[CQ-Contest] Cheating

Carol Richards n2mm at comcast.net
Sun Jul 11 20:21:33 PDT 2010

I have been reading the comments posted and I would like to add my $.03 (inflation).worth.

1. The organizers of this year's WRTC did a fantastic job of leveling the playing field. At my QTH, every signal sounded identitcal in signal strength. This is a marked 
    improvement over the previous WRTC competeitions.

2. The level of skill by the operators was certainly as high as one could ever hope for. Each country should be extremely proud of their representatives.

3. Contesting is a sport,much akin to the Olympics. Over the years even the Olympics have also been plagued by accusations of cheating. Everything from using 
    professional athletes to the use of performance enhancing substances has been addressed. As a result, each succeeding Olympics has focused on "leveling the 
    playing field"  in order to keep the emhasis on the skils of the participants.
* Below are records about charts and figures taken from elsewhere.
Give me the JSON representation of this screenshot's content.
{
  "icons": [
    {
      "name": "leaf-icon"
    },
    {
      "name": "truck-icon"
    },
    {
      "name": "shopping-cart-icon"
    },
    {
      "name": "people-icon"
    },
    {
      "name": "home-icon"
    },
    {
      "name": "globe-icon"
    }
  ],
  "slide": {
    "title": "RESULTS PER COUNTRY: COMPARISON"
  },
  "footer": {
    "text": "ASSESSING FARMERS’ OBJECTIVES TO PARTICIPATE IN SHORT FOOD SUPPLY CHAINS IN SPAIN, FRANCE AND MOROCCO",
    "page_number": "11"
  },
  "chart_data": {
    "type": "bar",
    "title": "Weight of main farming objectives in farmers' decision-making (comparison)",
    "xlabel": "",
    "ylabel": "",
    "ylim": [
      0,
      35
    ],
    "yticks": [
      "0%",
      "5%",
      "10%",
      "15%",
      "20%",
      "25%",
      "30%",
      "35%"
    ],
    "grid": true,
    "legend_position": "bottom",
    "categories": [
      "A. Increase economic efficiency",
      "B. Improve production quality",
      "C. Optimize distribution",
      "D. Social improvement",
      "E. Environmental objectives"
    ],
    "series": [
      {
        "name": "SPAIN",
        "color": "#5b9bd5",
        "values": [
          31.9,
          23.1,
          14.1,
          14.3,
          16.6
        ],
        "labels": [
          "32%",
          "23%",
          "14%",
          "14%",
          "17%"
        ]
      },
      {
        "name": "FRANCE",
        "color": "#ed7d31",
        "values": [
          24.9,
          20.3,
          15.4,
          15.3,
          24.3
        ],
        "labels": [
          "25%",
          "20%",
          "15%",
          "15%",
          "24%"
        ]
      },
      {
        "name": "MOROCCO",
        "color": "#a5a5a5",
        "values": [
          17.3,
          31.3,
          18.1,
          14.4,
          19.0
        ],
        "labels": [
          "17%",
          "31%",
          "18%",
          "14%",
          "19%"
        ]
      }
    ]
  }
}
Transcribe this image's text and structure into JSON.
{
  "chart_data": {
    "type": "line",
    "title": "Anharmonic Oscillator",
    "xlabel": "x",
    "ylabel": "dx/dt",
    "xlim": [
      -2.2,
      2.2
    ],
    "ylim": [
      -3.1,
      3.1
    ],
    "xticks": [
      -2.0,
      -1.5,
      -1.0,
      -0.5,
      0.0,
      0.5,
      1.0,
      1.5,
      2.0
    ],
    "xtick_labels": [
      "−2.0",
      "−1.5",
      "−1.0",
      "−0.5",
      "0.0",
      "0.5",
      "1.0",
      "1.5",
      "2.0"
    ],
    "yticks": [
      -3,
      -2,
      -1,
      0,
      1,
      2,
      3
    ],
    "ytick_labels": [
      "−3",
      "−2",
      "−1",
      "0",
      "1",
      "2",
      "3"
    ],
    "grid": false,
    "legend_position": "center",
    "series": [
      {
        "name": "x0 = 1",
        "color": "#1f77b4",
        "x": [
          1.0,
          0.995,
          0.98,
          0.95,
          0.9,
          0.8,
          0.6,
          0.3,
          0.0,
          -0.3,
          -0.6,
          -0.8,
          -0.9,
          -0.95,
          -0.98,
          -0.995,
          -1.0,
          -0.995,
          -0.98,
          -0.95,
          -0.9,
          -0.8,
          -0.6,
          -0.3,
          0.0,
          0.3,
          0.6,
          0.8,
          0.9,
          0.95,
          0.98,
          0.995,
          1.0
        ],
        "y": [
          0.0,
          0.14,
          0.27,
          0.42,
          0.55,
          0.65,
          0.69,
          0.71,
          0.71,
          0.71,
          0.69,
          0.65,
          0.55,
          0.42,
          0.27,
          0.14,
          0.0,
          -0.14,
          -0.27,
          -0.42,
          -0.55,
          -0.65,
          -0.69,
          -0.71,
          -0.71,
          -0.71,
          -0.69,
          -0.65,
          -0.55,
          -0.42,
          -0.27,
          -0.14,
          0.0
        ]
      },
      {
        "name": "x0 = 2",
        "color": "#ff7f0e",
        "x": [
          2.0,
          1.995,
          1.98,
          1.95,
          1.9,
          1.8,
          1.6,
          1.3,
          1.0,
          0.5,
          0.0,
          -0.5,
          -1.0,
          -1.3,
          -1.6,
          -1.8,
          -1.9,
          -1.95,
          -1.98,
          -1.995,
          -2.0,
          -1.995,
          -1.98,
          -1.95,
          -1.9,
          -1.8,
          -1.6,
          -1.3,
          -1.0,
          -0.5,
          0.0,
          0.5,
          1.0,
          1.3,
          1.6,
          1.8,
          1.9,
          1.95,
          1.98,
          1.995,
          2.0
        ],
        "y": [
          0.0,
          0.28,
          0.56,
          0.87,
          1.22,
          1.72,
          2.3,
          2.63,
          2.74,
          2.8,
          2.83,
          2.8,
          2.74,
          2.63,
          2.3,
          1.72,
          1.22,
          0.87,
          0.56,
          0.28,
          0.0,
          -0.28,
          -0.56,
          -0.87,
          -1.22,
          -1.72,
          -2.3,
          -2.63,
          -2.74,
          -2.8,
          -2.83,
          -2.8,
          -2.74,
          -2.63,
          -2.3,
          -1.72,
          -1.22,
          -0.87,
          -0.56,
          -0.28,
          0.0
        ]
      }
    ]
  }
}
I have the same confidence in future WRTC sponsors.

4. As for ways to acomplish this fact, suggestions have been proposed to eliminate the "recognition factor" with the use of technology. ( pre-recorded .wav files, the
    mandatory use of F-1 - F-12 keys, etc. ) I contend that such impositions will be counter-productive to the basic premise of WRTC; i.e., the emphasis on operating

"Cheerleading" is always a factor in competion. The Super Bowl, the World Series, the World Cup etc. are prime examples of its' influence. Even the so-called "home venue" may have some effect on the outcome of an event. Cheerleading has become an accepted practice. It spurs the competitors to achieve at their highest levels, but does it really influence the outcome? No more than a referee missing a crucial call, or a player fumbling the ball, or a player missing an easy goal.The ultimate difference between victory or defeat lies with the competetors themselves. WRTC is a competition that requires many levels of skills. So what if one station is spotted more than another. Each WRTC station never lacks for callers, whether they are spotted or not. Winning comes down to working more stations than everyone else, acquiring more multipliers than anyone else, and knowing how to use the propagation better than anyone else. 

Let's remain focused on the reason WRTC exists. It is a measure of the operating skills of each team. Packet spotting is not the problem as some would believe. What happened in the previous competition was the "possible" use of calls that were not in the contest.